HISTORIC CEMETERIES: The Calvary and Bellefontaine cemeteries, next to each other in north St. Louis, opened to accommodate victims of the mid-1800s cholera outbreak but now include the graves of many notables. Those buried at Calvary include Civil War Gen. William Tecumseh Sherman; playwright Tennessee Williams, who set "The Glass Menagerie" in a flat like the one he and his family shared at 4633 Westminster Place; and Dred Scott, the slave who sued unsuccessfully for his freedom.

Gen. William Clark (of Lewis and Clark fame) is buried at Bellefontaine Cemetery, along with Beat Generation author William Burroughs; brewery magnate Adolphus Busch and Pulitzer Prize-winning poet Sara Teasdale, among others, http:www.bellefontainecemetery.org/.

THE WEIRD: The City Museum, housed in the 600,000 square-foot former International Shoe Company factory, is an eclectic mix of mosaics, sculpted caves to explore, slides to barrel down, even a massive outdoor playground where kids climb through tunnels, towers, suspended airplanes and a fire engine. You can make your own art, view old opera posters, and check out a collection of vintage shoelaces and the machines that made them. Admission is $12 ($10 after 5 p.m. Friday and Saturday), http:www.citymuseum.org/home.asp.

The Museum of the Dog in suburban west St. Louis County houses art about dogs. Admission is $5; http:www.museumofthedog.org/about—us.html.

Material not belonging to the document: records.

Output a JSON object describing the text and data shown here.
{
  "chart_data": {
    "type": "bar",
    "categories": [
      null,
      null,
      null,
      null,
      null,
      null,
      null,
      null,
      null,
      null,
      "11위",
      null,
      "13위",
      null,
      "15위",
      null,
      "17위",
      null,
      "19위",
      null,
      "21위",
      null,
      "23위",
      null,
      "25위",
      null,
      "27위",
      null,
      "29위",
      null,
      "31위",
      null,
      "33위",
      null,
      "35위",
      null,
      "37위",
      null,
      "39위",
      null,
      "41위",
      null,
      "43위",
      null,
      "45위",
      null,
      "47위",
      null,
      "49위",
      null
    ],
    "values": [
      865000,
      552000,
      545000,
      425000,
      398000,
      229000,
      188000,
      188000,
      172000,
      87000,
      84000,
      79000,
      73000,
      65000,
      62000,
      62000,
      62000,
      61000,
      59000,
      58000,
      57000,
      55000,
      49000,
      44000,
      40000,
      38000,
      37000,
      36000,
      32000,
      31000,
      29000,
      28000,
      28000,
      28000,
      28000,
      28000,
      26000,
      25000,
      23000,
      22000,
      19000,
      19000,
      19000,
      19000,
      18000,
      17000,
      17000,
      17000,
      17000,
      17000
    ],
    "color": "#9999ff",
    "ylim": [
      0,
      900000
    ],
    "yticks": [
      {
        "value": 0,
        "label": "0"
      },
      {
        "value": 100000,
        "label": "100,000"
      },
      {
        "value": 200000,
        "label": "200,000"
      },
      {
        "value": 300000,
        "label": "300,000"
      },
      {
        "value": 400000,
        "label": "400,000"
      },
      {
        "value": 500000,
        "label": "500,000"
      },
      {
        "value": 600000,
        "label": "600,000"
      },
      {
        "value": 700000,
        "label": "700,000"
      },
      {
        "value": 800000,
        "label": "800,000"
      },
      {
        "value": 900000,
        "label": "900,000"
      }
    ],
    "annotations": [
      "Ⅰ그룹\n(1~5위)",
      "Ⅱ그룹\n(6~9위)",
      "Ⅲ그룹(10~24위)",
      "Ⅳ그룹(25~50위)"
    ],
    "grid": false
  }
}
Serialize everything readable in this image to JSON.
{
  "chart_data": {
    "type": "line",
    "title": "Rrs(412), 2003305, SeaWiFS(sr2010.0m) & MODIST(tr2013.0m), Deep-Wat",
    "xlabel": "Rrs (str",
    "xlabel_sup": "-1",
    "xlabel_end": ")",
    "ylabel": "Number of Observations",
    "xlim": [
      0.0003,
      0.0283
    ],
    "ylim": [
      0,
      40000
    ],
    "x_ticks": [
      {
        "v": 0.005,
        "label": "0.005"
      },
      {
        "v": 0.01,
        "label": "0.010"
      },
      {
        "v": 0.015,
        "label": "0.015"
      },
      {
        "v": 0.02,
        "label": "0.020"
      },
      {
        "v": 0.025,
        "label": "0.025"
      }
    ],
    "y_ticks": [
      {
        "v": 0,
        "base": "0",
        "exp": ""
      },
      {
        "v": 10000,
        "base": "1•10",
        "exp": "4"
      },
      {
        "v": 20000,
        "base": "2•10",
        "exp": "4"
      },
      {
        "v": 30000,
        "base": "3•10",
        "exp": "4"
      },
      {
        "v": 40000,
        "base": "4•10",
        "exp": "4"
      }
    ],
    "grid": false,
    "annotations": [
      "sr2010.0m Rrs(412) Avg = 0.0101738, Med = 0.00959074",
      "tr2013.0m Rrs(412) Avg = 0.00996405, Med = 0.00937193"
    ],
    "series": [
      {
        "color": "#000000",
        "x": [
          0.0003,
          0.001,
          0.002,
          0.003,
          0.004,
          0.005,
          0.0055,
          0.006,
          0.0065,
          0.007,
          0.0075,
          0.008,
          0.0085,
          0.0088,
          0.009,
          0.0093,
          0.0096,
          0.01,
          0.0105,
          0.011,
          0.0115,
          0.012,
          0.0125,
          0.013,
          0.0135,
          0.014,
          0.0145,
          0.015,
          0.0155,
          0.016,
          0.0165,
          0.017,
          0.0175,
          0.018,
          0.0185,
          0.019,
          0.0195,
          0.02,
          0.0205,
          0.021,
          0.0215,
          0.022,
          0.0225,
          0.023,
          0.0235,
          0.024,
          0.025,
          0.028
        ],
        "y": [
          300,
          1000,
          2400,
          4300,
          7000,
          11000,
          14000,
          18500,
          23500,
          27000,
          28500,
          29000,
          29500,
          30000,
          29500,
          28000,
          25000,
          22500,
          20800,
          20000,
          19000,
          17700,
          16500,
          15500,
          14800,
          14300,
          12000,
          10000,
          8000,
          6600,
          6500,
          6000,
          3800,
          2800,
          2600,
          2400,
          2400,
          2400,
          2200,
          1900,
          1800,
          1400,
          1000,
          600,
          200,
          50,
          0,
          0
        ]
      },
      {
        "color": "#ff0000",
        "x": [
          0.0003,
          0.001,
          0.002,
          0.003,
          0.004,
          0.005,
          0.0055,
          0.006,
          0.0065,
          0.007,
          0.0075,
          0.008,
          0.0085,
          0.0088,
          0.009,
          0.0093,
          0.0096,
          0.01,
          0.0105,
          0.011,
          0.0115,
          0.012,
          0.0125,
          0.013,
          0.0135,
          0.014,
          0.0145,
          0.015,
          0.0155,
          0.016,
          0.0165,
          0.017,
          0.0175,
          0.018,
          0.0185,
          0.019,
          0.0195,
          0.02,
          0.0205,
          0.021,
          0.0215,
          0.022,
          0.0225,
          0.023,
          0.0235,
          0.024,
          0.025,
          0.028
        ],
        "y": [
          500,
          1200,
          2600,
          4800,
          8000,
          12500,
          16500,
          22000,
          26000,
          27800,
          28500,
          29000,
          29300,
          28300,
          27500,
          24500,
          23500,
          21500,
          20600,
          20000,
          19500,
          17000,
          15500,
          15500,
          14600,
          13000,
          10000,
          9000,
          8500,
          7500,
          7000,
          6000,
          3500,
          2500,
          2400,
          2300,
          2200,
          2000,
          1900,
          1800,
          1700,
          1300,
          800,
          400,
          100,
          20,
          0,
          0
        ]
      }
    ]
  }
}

CITY FLAVOR: Gus' Pretzels, 1820 Arsenal St., makes the soft, salty, hand-twisted staple. It's down the street from Anheuser-Busch's Pestalozzi Street plant, which offers free brewery tours, http:www.budweisertours.com/tours.htm.

Ted Drewe's two frozen custard stands in south St. Louis attract long lines, but the wait is worth it for sweet stuff so thick they call it concrete, http:www.teddrewes.com.